Once they’ve secured a permanent job, a professor’s lifestyle might seem desirable to students when we only see them teach a few classes each week. In reality, teaching is irrelevant to career progress, and a small fraction of how they spend their time: what really matters is research. “I’m not going to get promoted unless my research develops further”, Dr Usherwood said, “and I’m okay with that currently because I’m permanent … a couple of years ago, I really felt the pressure”. On a fixed-term contract, you might be hired as a teacher or a researcher: if you’re hired as a teacher, it’s almost impossible to get time to research. As a researcher, you’re often expected to teach for free. Academia is unique in that the more time you spend fulfilling your job requirements, the worse prospects become for your career. 

There are other ways of getting ahead once you’ve reached professorship. At Trinity, one of the first ways a junior staff member can prove his or her worth is to become a personal tutor – but it’s a risky responsibility to take on. Students come to their tutors in their worst  moments, and you need to have the time and capacity to help.
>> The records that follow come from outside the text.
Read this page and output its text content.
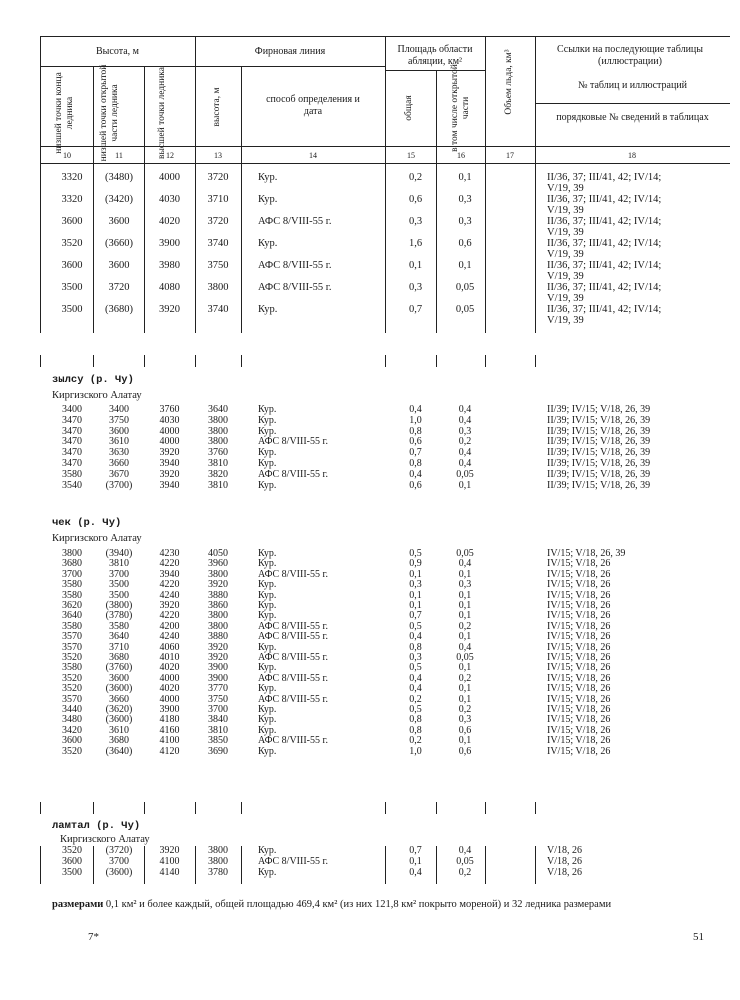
Высота, м
низшей точки конца ледника	низшей точки открытой части ледника	высшей точки ледника
Фирновая линия
высота, м	способ определения и дата
Площадь области абляции, км²
общая	в том числе открытой части	Объем льда, км³	Ссылки на последующие таблицы (иллюстрации)
№ таблиц и иллюстраций
порядковые № сведений в таблицах
10	11	12	13	14	15	16	17	18
3320	(3480)	4000	3720	Кур.	0,2	0,1	II/36, 37; III/41, 42; IV/14;
V/19, 39
3320	(3420)	4030	3710	Кур.	0,6	0,3	II/36, 37; III/41, 42; IV/14;
V/19, 39
3600	3600	4020	3720	АФС 8/VIII-55 г.	0,3	0,3	II/36, 37; III/41, 42; IV/14;
V/19, 39
3520	(3660)	3900	3740	Кур.	1,6	0,6	II/36, 37; III/41, 42; IV/14;
V/19, 39
3600	3600	3980	3750	АФС 8/VIII-55 г.	0,1	0,1	II/36, 37; III/41, 42; IV/14;
V/19, 39
3500	3720	4080	3800	АФС 8/VIII-55 г.	0,3	0,05	II/36, 37; III/41, 42; IV/14;
V/19, 39
3500	(3680)	3920	3740	Кур.	0,7	0,05	II/36, 37; III/41, 42; IV/14;
V/19, 39
зылсу (р. Чу)
Киргизского Алатау
3400	3400	3760	3640	Кур.	0,4	0,4	II/39; IV/15; V/18, 26, 39
3470	3750	4030	3800	Кур.	1,0	0,4	II/39; IV/15; V/18, 26, 39
3470	3600	4000	3800	Кур.	0,8	0,3	II/39; IV/15; V/18, 26, 39
3470	3610	4000	3800	АФС 8/VIII-55 г.	0,6	0,2	II/39; IV/15; V/18, 26, 39
3470	3630	3920	3760	Кур.	0,7	0,4	II/39; IV/15; V/18, 26, 39
3470	3660	3940	3810	Кур.	0,8	0,4	II/39; IV/15; V/18, 26, 39
3580	3670	3920	3820	АФС 8/VIII-55 г.	0,4	0,05	II/39; IV/15; V/18, 26, 39
3540	(3700)	3940	3810	Кур.	0,6	0,1	II/39; IV/15; V/18, 26, 39
чек (р. Чу)
Киргизского Алатау
3800	(3940)	4230	4050	Кур.	0,5	0,05	IV/15; V/18, 26, 39
3680	3810	4220	3960	Кур.	0,9	0,4	IV/15; V/18, 26
3700	3700	3940	3800	АФС 8/VIII-55 г.	0,1	0,1	IV/15; V/18, 26
3580	3500	4220	3920	Кур.	0,3	0,3	IV/15; V/18, 26
3580	3500	4240	3880	Кур.	0,1	0,1	IV/15; V/18, 26
3620	(3800)	3920	3860	Кур.	0,1	0,1	IV/15; V/18, 26
3640	(3780)	4220	3800	Кур.	0,7	0,1	IV/15; V/18, 26
3580	3580	4200	3800	АФС 8/VIII-55 г.	0,5	0,2	IV/15; V/18, 26
3570	3640	4240	3880	АФС 8/VIII-55 г.	0,4	0,1	IV/15; V/18, 26
3570	3710	4060	3920	Кур.	0,8	0,4	IV/15; V/18, 26
3520	3680	4010	3920	АФС 8/VIII-55 г.	0,3	0,05	IV/15; V/18, 26
3580	(3760)	4020	3900	Кур.	0,5	0,1	IV/15; V/18, 26
3520	3600	4000	3900	АФС 8/VIII-55 г.	0,4	0,2	IV/15; V/18, 26
3520	(3600)	4020	3770	Кур.	0,4	0,1	IV/15; V/18, 26
3570	3660	4000	3750	АФС 8/VIII-55 г.	0,2	0,1	IV/15; V/18, 26
3440	(3620)	3900	3700	Кур.	0,5	0,2	IV/15; V/18, 26
3480	(3600)	4180	3840	Кур.	0,8	0,3	IV/15; V/18, 26
3420	3610	4160	3810	Кур.	0,8	0,6	IV/15; V/18, 26
3600	3680	4100	3850	АФС 8/VIII-55 г.	0,2	0,1	IV/15; V/18, 26
3520	(3640)	4120	3690	Кур.	1,0	0,6	IV/15; V/18, 26
ламтал (р. Чу)
Киргизского Алатау
3520	(3720)	3920	3800	Кур.	0,7	0,4	V/18, 26
3600	3700	4100	3800	АФС 8/VIII-55 г.	0,1	0,05	V/18, 26
3500	(3600)	4140	3780	Кур.	0,4	0,2	V/18, 26
размерами 0,1 км² и более каждый, общей площадью 469,4 км² (из них 121,8 км² покрыто мореной) и 32 ледника размерами
7*	51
If you’re dealing with health issues, or “any other life commitments that might come into play”, Dr Fernandes told Trinity News, it “makes even just doing your regular work hard”. Taking administrative jobs in your department or school can help you get promoted, but Dr Fernandes explained that this is done “relatively informally”. Navigating opaque systems can be especially hard for staff with disabilities. “When those informal mechanisms are in play”, she added, “biases have more of an opportunity to have a role”.

Women make up the majority of what the Irish Federation of University Teachers calls “precarious staff”, which includes both hourly-paid and fixed-term workers. 

“There’s a lot of elements that go into making the hierarchy as gendered as it is”, Dr Fernandes explained. “Women can be passed over [for promotion]. They won’t necessarily put themselves forward strongly enough.” In Ireland, you have to have worked somewhere for two years to get maternity leave; women are forced to make difficult choices between their personal lives and their careers. Dr Usherwood watched male colleagues start families while on fixed-term contracts, which would be “utterly impossible if they were having the babies themselves”. 

Most students aspiring to a career in academia today will never become professors. Many will go into industry research, the civil service, or university administration. 

“We need to make sure those are not framed as failures”, Dr Usherwood told Trinity News, “because far too many people do PhDs for the jobs that are available”. Even in the immediacy after your PhD, the post-doctoral funding for a research project flows freely, giving new graduates unrealistic expectations. 

“I want to tell them how hard it’s going to be”, she said. “The system treats you like you’re disposable”. For both assistant professors, the one thing an aspiring academic should be is cautious. “At each step”, Dr Usherwood said, “reevaluate what your priorities are, what the cost has been to you, and whether you’d like to proceed”. 

“Most people I know have had to move – at least cities, and probably countries – to pursue jobs, [because] there just isn’t a lot in the area. By the time you add in the time to get a PhD, you’re looking at a lot of instability in the prime of your life”, Dr Fernandes said. “There’s a question of: ‘do you really want this thing enough for what it’s going to cost?’ And I think the cost is significant.”